Argh. Having what I thought were decent social justice credentials, I was hesitant to be educated by my daughter, the most virulent instigator. How could I feel so proud of our children for their values while avoiding their criticism and feeling a little flayed at the same time? The quarantine dinners were hectic.
I visited the children in Greece in 2019 when they were both volunteering with refugees. (Note: plane flight paid for with grandfather’s money). Stray cats were everywhere; my daughter lugged a ten pound bag of cat food to feed them. “There are too many,” I blurted out, as we walked maddeningly slow. “Feeding them is not a solution.” Bending down to disperse food, she calmly responded to my fit as a cat rubbed around her ankle: “I can help some.” We had had the argument several times before being more “strategic” and less impulsive; it was strange, I admit, to suggest that she was a little less compassionate in such a cruel world.
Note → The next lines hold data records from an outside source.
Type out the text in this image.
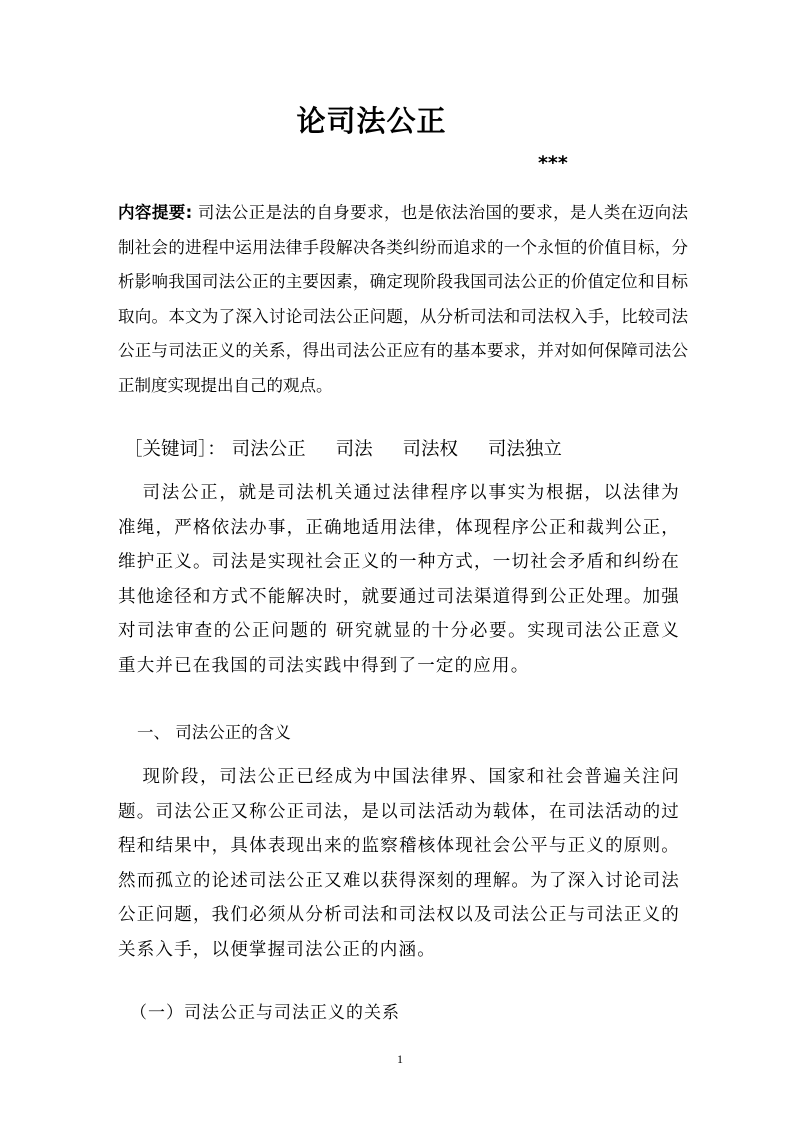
论司法公正
***
内容提要: 司法公正是法的自身要求，也是依法治国的要求，是人类在迈向法制社会的进程中运用法律手段解决各类纠纷而追求的一个永恒的价值目标，分析影响我国司法公正的主要因素，确定现阶段我国司法公正的价值定位和目标取向。本文为了深入讨论司法公正问题，从分析司法和司法权入手，比较司法公正与司法正义的关系，得出司法公正应有的基本要求，并对如何保障司法公正制度实现提出自己的观点。
［关键词］： 司法公正 司法 司法权 司法独立
司法公正，就是司法机关通过法律程序以事实为根据，以法律为准绳，严格依法办事，正确地适用法律，体现程序公正和裁判公正，维护正义。司法是实现社会正义的一种方式，一切社会矛盾和纠纷在其他途径和方式不能解决时，就要通过司法渠道得到公正处理。加强对司法审查的公正问题的 研究就显的十分必要。实现司法公正意义重大并已在我国的司法实践中得到了一定的应用。
一、 司法公正的含义
现阶段，司法公正已经成为中国法律界、国家和社会普遍关注问题。司法公正又称公正司法，是以司法活动为载体，在司法活动的过程和结果中，具体表现出来的监察稽核体现社会公平与正义的原则。然而孤立的论述司法公正又难以获得深刻的理解。为了深入讨论司法公正问题，我们必须从分析司法和司法权以及司法公正与司法正义的关系入手，以便掌握司法公正的内涵。
（一）司法公正与司法正义的关系
1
Racial justice, recovery from Covid-19, reversal of climate change. It was becoming difficult to justify keeping the estate of grandfather. To study nursing, my son recently snubbed NYU and chose community college. He couldn’t stand expensive elitism. “Use the money from Grandpa’s college fund for Naima’s debt,” he insisted.
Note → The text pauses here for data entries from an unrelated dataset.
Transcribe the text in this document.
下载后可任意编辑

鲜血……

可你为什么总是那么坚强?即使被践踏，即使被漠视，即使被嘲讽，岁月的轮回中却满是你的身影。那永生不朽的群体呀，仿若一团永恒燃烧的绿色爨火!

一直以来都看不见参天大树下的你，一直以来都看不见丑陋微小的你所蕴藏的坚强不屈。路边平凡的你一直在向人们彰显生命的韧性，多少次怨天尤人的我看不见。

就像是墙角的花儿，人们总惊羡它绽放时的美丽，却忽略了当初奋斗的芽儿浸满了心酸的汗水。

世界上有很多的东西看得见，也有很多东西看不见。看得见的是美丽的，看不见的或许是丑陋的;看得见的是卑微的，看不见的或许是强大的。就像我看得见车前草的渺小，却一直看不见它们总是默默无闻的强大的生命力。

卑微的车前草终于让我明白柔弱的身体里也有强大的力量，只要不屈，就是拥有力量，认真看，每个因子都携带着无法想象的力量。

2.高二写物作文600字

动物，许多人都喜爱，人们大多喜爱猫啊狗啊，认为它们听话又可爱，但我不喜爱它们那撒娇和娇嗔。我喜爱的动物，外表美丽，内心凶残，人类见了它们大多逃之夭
But stay. The kids are in their early 20s – could they know they wouldn’t need the money later? The layers of irony made my head hurt. Privilege provided us with the money and it is an even greater privilege to be able to give it with the blessing of your children. We had just been relieved of the age-old worry of parents about leaving something behind by children who would rather try their luck. And they’re probably right being white and middle class, even their kids probably won’t need help.
But a nagging question: what would my father think? Although crazy about children, he would think they were just crazy and say so. My father was a carpenter; he made grandfather’s clocks, hutches, jewelry boxes, things that lasted. My parents weren’t lavish; pretty much the whole point of making money was to leave it to the next generation who would use it and leave it to the next. Nothing would make my dad in Heaven smile more than watching his great-great-grandchildren walk into a classroom using the leftovers from his bank account.
So he wouldn’t be happy. But then I imagined the kids returning his spear of affection to him: playing with his hair, rubbing his baldness, and cuddling him to flex his once formidable biceps. It would surely melt. He was at first adorable and tender; work and money have always been far behind, priorities he inherited from a father he idolized.
So we took the plunge. We have paid off Naima’s loan and are giving away most of the rest in a public way that might motivate others, which we realize is in danger of receiving undeserved praise for simply doing the right thing. We trust our children to understand what the absence of inheritance means. We don’t want philanthropy in perpetuity, taking advantage of unfair tax loopholes and joining Bezos and Gates in giving pennies on the dollar. As the children pointed out, hoarding leaves privilege intact.
And in this period of so many injustices to be repaired and without a roadmap to achieve it, the hearts of children, nourished by the embrace of their grandfather, offer a kind of compass. Their generosity is my father’s real legacy, not his money.